FCC chairman Tom Wheeler wants to give people with disabilities a hand. Make that two hands, and in the process, a stronger voice.

Wheeler plans to announce Thursday at the TDI Conference in Baltimore that the FCC is making available an open source video platform to make it easier for the deaf, hard of hearing and deaf-blind community to communicate with federal agencies and businesses in American Sign Language (ASL).

“It is time for people who speak with their hands and hear with their eyes to enjoy modern advancements in communications technologies,” Wheeler planned to tell the conference according to the commission, which announced the initiative in tandem with the speech. “It’s time for you to be able to have your video products work together, so you can call whomever you wish, whenever you wish, from anywhere.  The platform we are launching has tremendous potential to ensure that you will be able to do this.” 

According to an FCC spokesperson, the commission already has a direct video system—the first federal agency to use interactive video to give the deaf and hard-of-hearing access to ASL consumer support—as does the Small Business Administration.

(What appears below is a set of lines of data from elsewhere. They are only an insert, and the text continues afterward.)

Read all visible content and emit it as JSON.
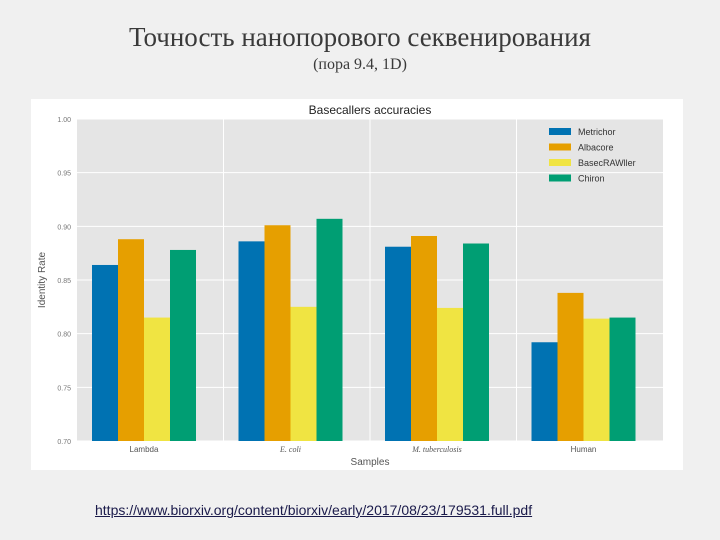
{
  "slide": {
    "title": "Точность нанопорового секвенирования",
    "subtitle": "(пора 9.4, 1D)",
    "source_link": "https://www.biorxiv.org/content/biorxiv/early/2017/08/23/179531.full.pdf"
  },
  "chart_data": {
    "type": "bar",
    "title": "Basecallers accuracies",
    "xlabel": "Samples",
    "ylabel": "Identity Rate",
    "categories": [
      "Lambda",
      "E. coli",
      "M. tuberculosis",
      "Human"
    ],
    "ylim": [
      0.7,
      1.0
    ],
    "yticks": [
      0.7,
      0.75,
      0.8,
      0.85,
      0.9,
      0.95,
      1.0
    ],
    "ytick_labels": [
      "0.70",
      "0.75",
      "0.80",
      "0.85",
      "0.90",
      "0.95",
      "1.00"
    ],
    "grid": true,
    "legend_position": "top-right",
    "series": [
      {
        "name": "Metrichor",
        "color": "#0072b2",
        "values": [
          0.864,
          0.886,
          0.881,
          0.792
        ]
      },
      {
        "name": "Albacore",
        "color": "#e69f00",
        "values": [
          0.888,
          0.901,
          0.891,
          0.838
        ]
      },
      {
        "name": "BasecRAWller",
        "color": "#f0e442",
        "values": [
          0.815,
          0.825,
          0.824,
          0.814
        ]
      },
      {
        "name": "Chiron",
        "color": "#009e73",
        "values": [
          0.878,
          0.907,
          0.884,
          0.815
        ]
      }
    ]
  }
}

Census Bureau, the Equal Employment Opportunity Commission, and the City of New York have all announced the plan to use such a system.

What the open source platform will do, says the spokesperson, is to "make it easier for other agencies as well as businesses to provide it and allow people to build off of the open source platform to find innovative ways to provide even more accessibilities."

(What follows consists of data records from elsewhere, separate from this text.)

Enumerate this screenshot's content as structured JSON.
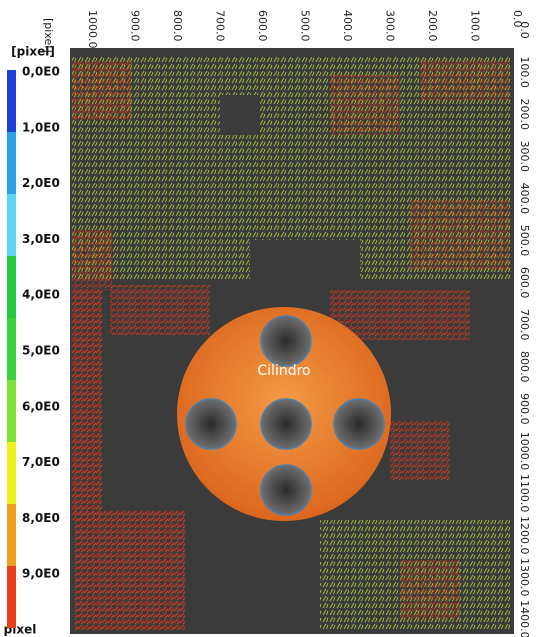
{
  "top_axis": {
    "unit": "[pixel]",
    "ticks": [
      "1000.0",
      "900.0",
      "800.0",
      "700.0",
      "600.0",
      "500.0",
      "400.0",
      "300.0",
      "200.0",
      "100.0",
      "0.0"
    ]
  },
  "right_axis": {
    "ticks": [
      "0.0",
      "100.0",
      "200.0",
      "300.0",
      "400.0",
      "500.0",
      "600.0",
      "700.0",
      "800.0",
      "900.0",
      "1000.0",
      "1100.0",
      "1200.0",
      "1300.0",
      "1400.0"
    ]
  },
  "colorbar": {
    "title": "[pixel]",
    "unit": "pixel",
    "labels": [
      "0,0E0",
      "1,0E0",
      "2,0E0",
      "3,0E0",
      "4,0E0",
      "5,0E0",
      "6,0E0",
      "7,0E0",
      "8,0E0",
      "9,0E0"
    ]
  },
  "overlay": {
    "label": "Cilindro"
  }
}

The platform will provide mobile and desktop applications that will allow for voice and text, and for relay services to download to allow for direct communications.

It will also provide a set of interoperability standards to ensure "seamless usability while maintaining freedom of choice for all ASL users."

A beta version is planned for later this year, with a final version targeted for spring.

Wheeler has said that deployment of advance communications to all Americans means the disabled community, and he has backed that up with a number of initiatives, mostly in implementing the Twenty First Century Communications and Video Accessibility Act. Those include text-to-911, accessibility of emergency information, closed captioning standards and creating a disability advisory committee.